As at 30 April 2015, three independent directors have served on the Board for more than nine years. They
are Mr Sam Chong Keen, Mr Tay Puan Siong and Mr Goh Chee Wee. The NC takes the view that a director’s
independence cannot be determined solely and arbitrarily on the basis on the length of time. A director’s
contribution in terms of experience, expertise, professionalism, integrity, objectivity and independent judgment
in engaging and challenging Management in the best interests of the Group as he performs his duties in good
faith, are more critical measures in ascertaining his independence than the number of years served on the
Board. Hence, the Board does not impose a limit on the length of service of the independent directors. However,
the Board and NC will exercise due and careful review, taking into consideration other factors, in assessing the
independence of a director. These factors include,
inter alia
, if the director has any interest, business, relationship
and/or any other material contractual relationships with the Group which could reasonably be perceived to
compromise his independence and interfere with the exercise of his independent business judgment with a view
to the best interest of the Group.
After due and careful rigorous review, the Board, in concurrence with the NC, is of the view that the three
independent directors remain independent in their exercise of judgment and objectivity in Board matters as they
have each continued to demonstrate strong independence in character and judgement in the discharge of
their responsibilities as a Director of the Company. They have not hesitated to express their respective viewpoints,
objectively raise issues or seek clarification as and when necessary from the Board, Management and the
Group’s external advisers on matters pertaining to their area of responsibilities whether on Board or on the
Committees.The Company has also benefited from their years of experience in their respective fields of expertise.
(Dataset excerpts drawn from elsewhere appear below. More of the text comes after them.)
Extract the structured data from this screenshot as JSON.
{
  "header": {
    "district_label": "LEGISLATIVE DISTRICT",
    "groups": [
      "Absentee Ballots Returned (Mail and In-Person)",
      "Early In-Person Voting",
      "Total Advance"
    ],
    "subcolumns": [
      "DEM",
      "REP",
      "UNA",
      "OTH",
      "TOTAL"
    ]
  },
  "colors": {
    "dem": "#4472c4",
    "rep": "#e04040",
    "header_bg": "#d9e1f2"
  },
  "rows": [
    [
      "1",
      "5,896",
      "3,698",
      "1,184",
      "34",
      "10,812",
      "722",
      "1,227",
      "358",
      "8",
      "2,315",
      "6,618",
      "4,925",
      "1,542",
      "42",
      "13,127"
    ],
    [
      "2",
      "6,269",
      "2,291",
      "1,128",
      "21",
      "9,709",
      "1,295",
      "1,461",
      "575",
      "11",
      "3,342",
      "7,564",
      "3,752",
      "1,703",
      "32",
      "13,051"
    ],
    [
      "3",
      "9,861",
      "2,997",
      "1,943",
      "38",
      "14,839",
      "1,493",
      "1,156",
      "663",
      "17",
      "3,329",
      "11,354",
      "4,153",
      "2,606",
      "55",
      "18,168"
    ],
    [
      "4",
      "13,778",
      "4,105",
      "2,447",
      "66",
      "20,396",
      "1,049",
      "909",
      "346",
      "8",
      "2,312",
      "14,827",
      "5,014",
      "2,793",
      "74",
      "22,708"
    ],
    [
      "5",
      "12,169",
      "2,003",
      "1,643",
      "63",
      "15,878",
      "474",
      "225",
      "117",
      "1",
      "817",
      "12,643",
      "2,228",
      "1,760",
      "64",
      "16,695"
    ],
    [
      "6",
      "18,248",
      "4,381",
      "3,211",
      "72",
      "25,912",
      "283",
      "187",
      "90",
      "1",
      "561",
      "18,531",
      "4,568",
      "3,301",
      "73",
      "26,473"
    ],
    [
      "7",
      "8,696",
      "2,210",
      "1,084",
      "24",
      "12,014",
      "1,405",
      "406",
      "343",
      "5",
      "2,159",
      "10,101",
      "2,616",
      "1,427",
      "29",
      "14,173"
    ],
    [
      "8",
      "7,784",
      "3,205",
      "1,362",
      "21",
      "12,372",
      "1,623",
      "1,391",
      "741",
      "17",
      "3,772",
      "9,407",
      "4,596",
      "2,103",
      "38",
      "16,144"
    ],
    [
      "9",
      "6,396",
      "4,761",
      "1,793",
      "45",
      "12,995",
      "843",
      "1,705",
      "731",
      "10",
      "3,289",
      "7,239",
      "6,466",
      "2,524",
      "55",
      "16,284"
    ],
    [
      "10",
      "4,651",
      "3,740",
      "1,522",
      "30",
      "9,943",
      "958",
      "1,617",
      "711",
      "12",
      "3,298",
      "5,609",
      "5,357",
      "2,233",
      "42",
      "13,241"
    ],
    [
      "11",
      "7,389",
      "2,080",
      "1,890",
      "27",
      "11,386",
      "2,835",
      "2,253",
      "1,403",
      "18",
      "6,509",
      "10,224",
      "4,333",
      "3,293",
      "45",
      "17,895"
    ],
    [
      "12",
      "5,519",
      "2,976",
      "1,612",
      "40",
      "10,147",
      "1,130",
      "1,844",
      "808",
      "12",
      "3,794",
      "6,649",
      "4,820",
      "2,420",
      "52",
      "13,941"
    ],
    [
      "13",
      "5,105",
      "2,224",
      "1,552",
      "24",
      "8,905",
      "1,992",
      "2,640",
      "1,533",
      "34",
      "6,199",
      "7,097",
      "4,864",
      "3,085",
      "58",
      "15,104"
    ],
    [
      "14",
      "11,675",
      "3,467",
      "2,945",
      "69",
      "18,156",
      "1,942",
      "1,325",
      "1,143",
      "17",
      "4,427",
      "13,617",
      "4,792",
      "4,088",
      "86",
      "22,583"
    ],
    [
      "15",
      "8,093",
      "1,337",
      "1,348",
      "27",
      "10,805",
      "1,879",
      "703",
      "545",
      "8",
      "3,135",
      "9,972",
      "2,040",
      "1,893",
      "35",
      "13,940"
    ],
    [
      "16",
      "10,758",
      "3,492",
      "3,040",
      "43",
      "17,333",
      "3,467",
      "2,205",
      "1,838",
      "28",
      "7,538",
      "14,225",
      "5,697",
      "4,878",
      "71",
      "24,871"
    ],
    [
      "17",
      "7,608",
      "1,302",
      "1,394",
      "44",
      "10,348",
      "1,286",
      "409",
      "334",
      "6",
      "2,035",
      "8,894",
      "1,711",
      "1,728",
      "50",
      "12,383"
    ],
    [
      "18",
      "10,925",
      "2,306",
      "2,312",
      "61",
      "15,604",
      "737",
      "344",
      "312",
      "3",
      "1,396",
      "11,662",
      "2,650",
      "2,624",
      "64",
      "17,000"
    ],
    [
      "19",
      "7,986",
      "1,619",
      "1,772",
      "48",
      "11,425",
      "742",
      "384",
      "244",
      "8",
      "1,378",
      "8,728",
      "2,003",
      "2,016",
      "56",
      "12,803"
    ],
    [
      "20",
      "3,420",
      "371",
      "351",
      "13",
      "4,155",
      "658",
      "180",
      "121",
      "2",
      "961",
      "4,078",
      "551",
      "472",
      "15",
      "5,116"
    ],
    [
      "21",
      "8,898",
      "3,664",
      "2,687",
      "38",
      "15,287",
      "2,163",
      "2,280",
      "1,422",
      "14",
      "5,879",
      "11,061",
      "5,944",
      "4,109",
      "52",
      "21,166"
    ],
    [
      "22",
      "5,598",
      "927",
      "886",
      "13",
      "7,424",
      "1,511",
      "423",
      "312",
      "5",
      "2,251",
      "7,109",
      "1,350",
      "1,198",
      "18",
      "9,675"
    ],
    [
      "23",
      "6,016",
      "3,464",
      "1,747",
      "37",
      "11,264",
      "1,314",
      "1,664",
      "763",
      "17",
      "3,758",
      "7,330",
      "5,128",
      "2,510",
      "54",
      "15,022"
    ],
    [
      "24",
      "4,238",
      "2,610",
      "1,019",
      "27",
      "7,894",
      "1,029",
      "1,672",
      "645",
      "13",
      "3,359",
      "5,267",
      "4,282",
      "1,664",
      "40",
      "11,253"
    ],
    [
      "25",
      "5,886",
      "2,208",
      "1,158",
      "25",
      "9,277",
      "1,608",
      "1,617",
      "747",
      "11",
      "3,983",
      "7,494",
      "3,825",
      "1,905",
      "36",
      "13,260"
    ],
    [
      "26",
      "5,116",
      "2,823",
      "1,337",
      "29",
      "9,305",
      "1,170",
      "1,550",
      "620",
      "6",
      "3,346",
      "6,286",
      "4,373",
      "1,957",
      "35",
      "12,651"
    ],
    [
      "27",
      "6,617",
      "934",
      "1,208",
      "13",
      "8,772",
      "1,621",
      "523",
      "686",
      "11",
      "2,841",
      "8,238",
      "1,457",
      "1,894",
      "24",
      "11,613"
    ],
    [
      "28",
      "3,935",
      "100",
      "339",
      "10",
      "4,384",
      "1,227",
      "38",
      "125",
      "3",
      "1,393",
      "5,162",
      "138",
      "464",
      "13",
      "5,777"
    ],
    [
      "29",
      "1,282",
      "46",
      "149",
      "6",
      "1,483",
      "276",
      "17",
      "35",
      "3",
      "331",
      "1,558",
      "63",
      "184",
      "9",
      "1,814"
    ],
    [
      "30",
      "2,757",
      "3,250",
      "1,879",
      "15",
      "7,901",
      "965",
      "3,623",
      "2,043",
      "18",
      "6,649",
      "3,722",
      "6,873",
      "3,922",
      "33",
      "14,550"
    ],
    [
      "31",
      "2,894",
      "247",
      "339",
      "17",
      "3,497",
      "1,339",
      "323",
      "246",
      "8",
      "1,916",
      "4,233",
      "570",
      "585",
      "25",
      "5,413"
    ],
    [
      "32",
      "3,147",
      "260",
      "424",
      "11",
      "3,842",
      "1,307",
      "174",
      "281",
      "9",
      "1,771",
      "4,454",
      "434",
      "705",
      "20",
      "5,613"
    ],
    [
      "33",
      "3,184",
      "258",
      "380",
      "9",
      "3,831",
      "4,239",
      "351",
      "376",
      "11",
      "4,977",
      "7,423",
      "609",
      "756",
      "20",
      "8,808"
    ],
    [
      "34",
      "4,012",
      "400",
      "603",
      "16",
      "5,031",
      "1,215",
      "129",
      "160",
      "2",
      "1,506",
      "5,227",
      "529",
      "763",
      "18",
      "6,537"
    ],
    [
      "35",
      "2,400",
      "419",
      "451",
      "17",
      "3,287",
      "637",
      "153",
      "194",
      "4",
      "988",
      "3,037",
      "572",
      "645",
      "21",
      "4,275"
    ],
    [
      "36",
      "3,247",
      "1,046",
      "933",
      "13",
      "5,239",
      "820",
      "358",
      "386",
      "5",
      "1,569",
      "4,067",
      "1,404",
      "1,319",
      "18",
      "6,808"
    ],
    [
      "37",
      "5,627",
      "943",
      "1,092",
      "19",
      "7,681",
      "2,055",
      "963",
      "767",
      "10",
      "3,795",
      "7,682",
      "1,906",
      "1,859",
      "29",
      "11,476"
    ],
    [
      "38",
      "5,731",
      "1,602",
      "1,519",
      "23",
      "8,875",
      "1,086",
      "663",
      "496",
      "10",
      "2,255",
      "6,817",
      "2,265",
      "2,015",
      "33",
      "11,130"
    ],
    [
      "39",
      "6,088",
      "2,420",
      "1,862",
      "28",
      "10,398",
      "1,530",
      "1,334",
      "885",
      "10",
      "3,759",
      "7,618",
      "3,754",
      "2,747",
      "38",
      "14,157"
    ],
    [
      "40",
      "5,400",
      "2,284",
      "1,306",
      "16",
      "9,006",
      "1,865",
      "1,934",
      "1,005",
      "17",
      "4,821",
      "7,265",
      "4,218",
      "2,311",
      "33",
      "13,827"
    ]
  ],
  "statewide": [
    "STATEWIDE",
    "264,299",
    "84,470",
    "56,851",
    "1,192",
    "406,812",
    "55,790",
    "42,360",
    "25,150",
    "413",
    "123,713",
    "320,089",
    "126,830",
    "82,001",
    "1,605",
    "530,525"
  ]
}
The NC and the Board are of the opinion that the directors, who have been classified as independent under
the Board Composition section, are indeed independent and the current size of the Board is adequate for the
purposes of the Group.
The NC has established a formal appraisal process to assess the performance and effectiveness of the Board
as a whole annually. It focuses on a set of performance criteria which includes the evaluation of the size and
composition of the Board, the Board’s access to information and Board accountability. The findings of such
evaluations were analyzed and discussed with a view to identifying areas for improvement and implementing
certain recommendations to further enhance the effectiveness of the Board. In its evaluation, the NC considers
the expertise and experience of each Board member, their attendance, participation and contributions to the
Board both inside and outside of Board meetings which can be in many forms, including Management’s access
to him for guidance or exchange of views outside the formal environment of the Board.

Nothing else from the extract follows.